Голос длится, это двойное фортиссимо, это скала, сотканная из звука, это заживо ободранное звучание, рок-н-ролл обрел свою молитву, и совсем не христианскому богу посылает она свою мольбу. Для нее все равно: конец молитвам, алтарю Девы Марии и майской сирени: вместо бинтов и батиста, что скрывал ее раны, – черное платье от великого кутюрье.
Гастрольное турне, концерт, как сегодняшний: на нем она впервые вышла в этом платье – это был ее дебют в Париже, в театрике недалеко от Пигаль, а на следующее утро она оказалась одна в трехкомнатной квартире в девятнадцатом округе. На столе – кипа газет: она рассматривала свои фотографии, крупные заголовки… Это был триумф: заголовки на первых полосах – она десять раз читала про такое, видела в кино: теперь это происходило с ней самой, но… не то чтобы ей было все равно, нет, ей просто не удавалось вписаться в историю под названием «Триумфальный дебют в Париже». Да, овациям не было конца, и зрители приветствовали ее стоя, Ив поднялся на сцену и, хохоча, как мальчишка, украсил белыми лилиями ее декольтированную спину, овация не смолкала, и он шепнул ей на ухо: «Нынче вечером ты моя королева Парижа!» И – пошло-поехало.
Карьера? Об этом уже пятнадцать лет назад твердила Трюде Кольман
– Конечно, Пьер, конечно.
– Ты сама не знаешь, чего хочешь, Мари-Элен, Ингрид сама не знает, чего хочет!
Итак, карьера? Карьера певицы, актрисы, в кино? О пении она никогда и не думала. Все с ней случалось само собой, просто приводила дорога, встречи. У Андерсена есть такая сказка «Золотые звезды» – маленькая босоногая девочка замерзает на улице в снегу. Она приподнимает подол платья, и в него начинают сыпаться звезды, становясь на лету золотыми экю.

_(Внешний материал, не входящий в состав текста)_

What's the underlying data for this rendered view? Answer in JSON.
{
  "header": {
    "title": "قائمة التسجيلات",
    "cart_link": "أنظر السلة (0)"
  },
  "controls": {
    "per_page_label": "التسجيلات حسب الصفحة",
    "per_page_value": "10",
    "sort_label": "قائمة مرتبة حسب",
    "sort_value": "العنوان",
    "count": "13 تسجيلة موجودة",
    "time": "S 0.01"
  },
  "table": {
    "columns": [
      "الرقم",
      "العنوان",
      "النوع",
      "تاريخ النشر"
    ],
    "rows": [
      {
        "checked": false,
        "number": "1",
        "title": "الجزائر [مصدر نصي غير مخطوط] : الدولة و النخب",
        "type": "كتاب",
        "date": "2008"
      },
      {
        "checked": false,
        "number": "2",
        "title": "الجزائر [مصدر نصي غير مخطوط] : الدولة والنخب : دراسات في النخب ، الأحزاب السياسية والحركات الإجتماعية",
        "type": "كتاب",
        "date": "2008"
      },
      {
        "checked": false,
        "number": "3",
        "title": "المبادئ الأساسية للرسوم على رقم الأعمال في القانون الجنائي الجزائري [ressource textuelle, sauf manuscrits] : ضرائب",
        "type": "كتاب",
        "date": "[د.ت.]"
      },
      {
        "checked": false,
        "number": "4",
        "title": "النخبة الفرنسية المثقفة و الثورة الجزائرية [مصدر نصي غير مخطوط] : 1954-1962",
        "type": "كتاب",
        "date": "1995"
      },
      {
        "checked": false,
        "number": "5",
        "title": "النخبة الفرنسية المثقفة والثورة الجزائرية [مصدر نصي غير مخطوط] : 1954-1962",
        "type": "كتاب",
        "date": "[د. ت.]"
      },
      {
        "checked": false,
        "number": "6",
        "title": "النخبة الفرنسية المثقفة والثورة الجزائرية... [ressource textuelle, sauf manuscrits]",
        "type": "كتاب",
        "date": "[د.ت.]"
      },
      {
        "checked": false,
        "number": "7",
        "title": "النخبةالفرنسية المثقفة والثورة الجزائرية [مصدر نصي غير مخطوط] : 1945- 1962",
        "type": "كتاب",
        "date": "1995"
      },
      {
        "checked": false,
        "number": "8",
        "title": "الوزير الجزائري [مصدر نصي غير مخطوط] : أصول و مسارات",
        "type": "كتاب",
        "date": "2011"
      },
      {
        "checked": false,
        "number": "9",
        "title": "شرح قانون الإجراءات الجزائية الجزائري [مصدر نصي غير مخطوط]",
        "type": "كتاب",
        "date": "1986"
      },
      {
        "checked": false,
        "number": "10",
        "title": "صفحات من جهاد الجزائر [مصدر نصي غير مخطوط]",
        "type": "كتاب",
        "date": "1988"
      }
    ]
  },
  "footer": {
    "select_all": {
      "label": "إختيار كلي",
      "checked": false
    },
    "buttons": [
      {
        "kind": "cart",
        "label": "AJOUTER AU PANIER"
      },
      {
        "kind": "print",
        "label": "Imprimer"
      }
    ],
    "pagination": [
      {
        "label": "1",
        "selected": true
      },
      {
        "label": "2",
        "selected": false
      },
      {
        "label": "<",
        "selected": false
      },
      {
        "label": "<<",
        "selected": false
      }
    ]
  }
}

Его Преосвященство был потрясающим бизнесменом, он любил дергать за веревочки, «придумывать кого-нибудь», оставаясь при этом в тени: придумал художника, кутюрье… почему бы теперь не придумать певицу? Слишком поздно! Она уже придумала сама себя, давным-давно, когда была совсем маленькой!
Бывало, по ночам Шарлю не удавалось заснуть, и он лежал в гостиничном номере, не смыкая глаз, рядом с ней, и смотрел на этот легкий призрак, свисавший с вешалки на фоне белой стены, – ее платье. Казалось, оно жило своей собственной жизнью, росло, потому что шлейф, который всегда был присобран, теперь смог наконец растянуться во всю свою длину. Но утром, когда платье снимали и складывали, как простую салфетку, оно становилось обычной вещью – просто черное шелковое платье.

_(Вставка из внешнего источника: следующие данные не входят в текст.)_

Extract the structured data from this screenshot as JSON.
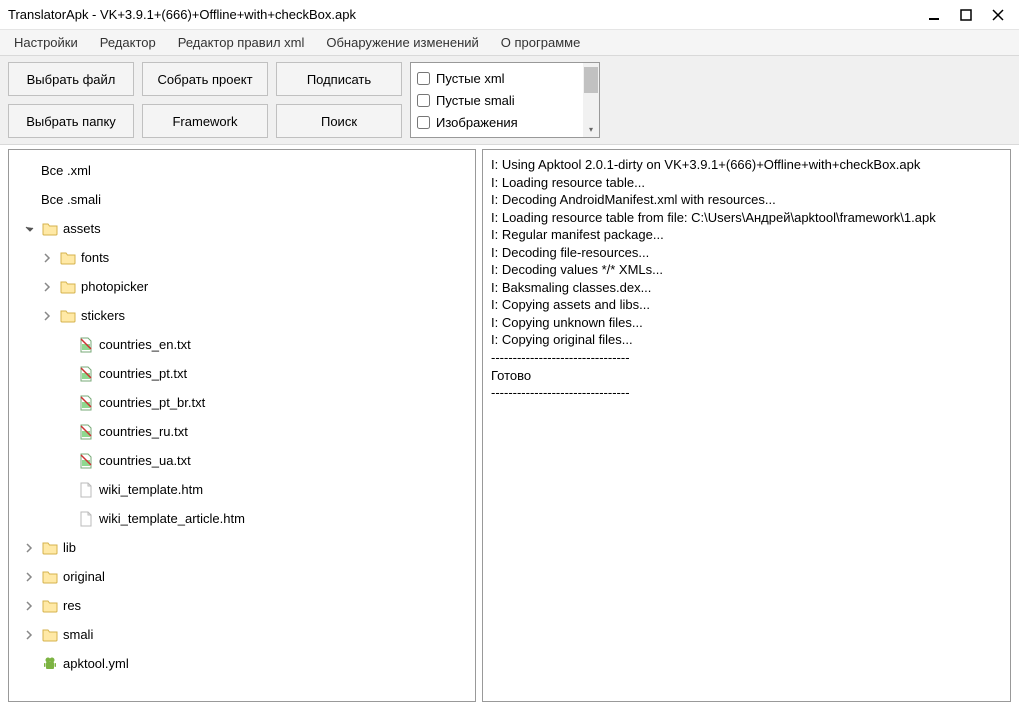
{
  "window": {
    "title": "TranslatorApk - VK+3.9.1+(666)+Offline+with+checkBox.apk"
  },
  "menu": {
    "items": [
      {
        "label": "Настройки"
      },
      {
        "label": "Редактор"
      },
      {
        "label": "Редактор правил xml"
      },
      {
        "label": "Обнаружение изменений"
      },
      {
        "label": "О программе"
      }
    ]
  },
  "toolbar": {
    "buttons": [
      {
        "label": "Выбрать файл"
      },
      {
        "label": "Собрать проект"
      },
      {
        "label": "Подписать"
      },
      {
        "label": "Выбрать папку"
      },
      {
        "label": "Framework"
      },
      {
        "label": "Поиск"
      }
    ],
    "filters": [
      {
        "label": "Пустые xml",
        "checked": false
      },
      {
        "label": "Пустые smali",
        "checked": false
      },
      {
        "label": "Изображения",
        "checked": false
      }
    ]
  },
  "tree": {
    "items": [
      {
        "label": "Все .xml",
        "indent": 0,
        "icon": "none",
        "expander": "none"
      },
      {
        "label": "Все .smali",
        "indent": 0,
        "icon": "none",
        "expander": "none"
      },
      {
        "label": "assets",
        "indent": 1,
        "icon": "folder",
        "expander": "open"
      },
      {
        "label": "fonts",
        "indent": 2,
        "icon": "folder",
        "expander": "closed"
      },
      {
        "label": "photopicker",
        "indent": 2,
        "icon": "folder",
        "expander": "closed"
      },
      {
        "label": "stickers",
        "indent": 2,
        "icon": "folder",
        "expander": "closed"
      },
      {
        "label": "countries_en.txt",
        "indent": 3,
        "icon": "txt-special",
        "expander": "none"
      },
      {
        "label": "countries_pt.txt",
        "indent": 3,
        "icon": "txt-special",
        "expander": "none"
      },
      {
        "label": "countries_pt_br.txt",
        "indent": 3,
        "icon": "txt-special",
        "expander": "none"
      },
      {
        "label": "countries_ru.txt",
        "indent": 3,
        "icon": "txt-special",
        "expander": "none"
      },
      {
        "label": "countries_ua.txt",
        "indent": 3,
        "icon": "txt-special",
        "expander": "none"
      },
      {
        "label": "wiki_template.htm",
        "indent": 3,
        "icon": "file",
        "expander": "none"
      },
      {
        "label": "wiki_template_article.htm",
        "indent": 3,
        "icon": "file",
        "expander": "none"
      },
      {
        "label": "lib",
        "indent": 1,
        "icon": "folder",
        "expander": "closed"
      },
      {
        "label": "original",
        "indent": 1,
        "icon": "folder",
        "expander": "closed"
      },
      {
        "label": "res",
        "indent": 1,
        "icon": "folder",
        "expander": "closed"
      },
      {
        "label": "smali",
        "indent": 1,
        "icon": "folder",
        "expander": "closed"
      },
      {
        "label": "apktool.yml",
        "indent": 1,
        "icon": "android",
        "expander": "leaf"
      }
    ]
  },
  "log": {
    "lines": [
      "I: Using Apktool 2.0.1-dirty on VK+3.9.1+(666)+Offline+with+checkBox.apk",
      "I: Loading resource table...",
      "I: Decoding AndroidManifest.xml with resources...",
      "I: Loading resource table from file: C:\\Users\\Андрей\\apktool\\framework\\1.apk",
      "I: Regular manifest package...",
      "I: Decoding file-resources...",
      "I: Decoding values */* XMLs...",
      "I: Baksmaling classes.dex...",
      "I: Copying assets and libs...",
      "I: Copying unknown files...",
      "I: Copying original files...",
      "--------------------------------",
      "Готово",
      "--------------------------------"
    ]
  }
}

Ее достало это настоящее платье, и в какой уже раз она с недовольством стала говорить себе: да сколько же можно – как из нафталина, она в нем выглядит как обломок тех времен, когда в опере пели дивы, а в кино снимались звезды, все это давно кончилось, да и высокая мода потихоньку сходит на нет. И как это часто случалось, платье заставляло ее думать о гораздо более серьезных вещах – зачем нужно петь, когда вокруг все голоса становятся на один манер – плоские, электронные? Теперь скорее хотят услышать звук, а не голос. Да и голоса стали слабенькими, у певцов короткое дыхание, как будто тарахтят по мобильным телефонам: «Как дела?» – «А у тебя?» – «Беру курс на норд-норд-вест! Перезвоню!», и перестук каблуков по асфальту – цок-цок-цок, а можно еще осесть у телевизора, уткнувшись в рекламу. Да, теперь все так. И никто не возражает – как возражать против жизни? Надо было с этой жизнью играть, изо всех сил. Надо было петь вместе с ней – и наперекор. Нужно было ее цитировать, использовать, отключаться от нее. Уродство не существует – это как в музыке: все зависит от положения нот и их сочетания. Ну так и что платье? Ив Сен-Лоран и Миуча Прада, пятьдесят на пятьдесят. Из одного платья – два полу: времена меняются.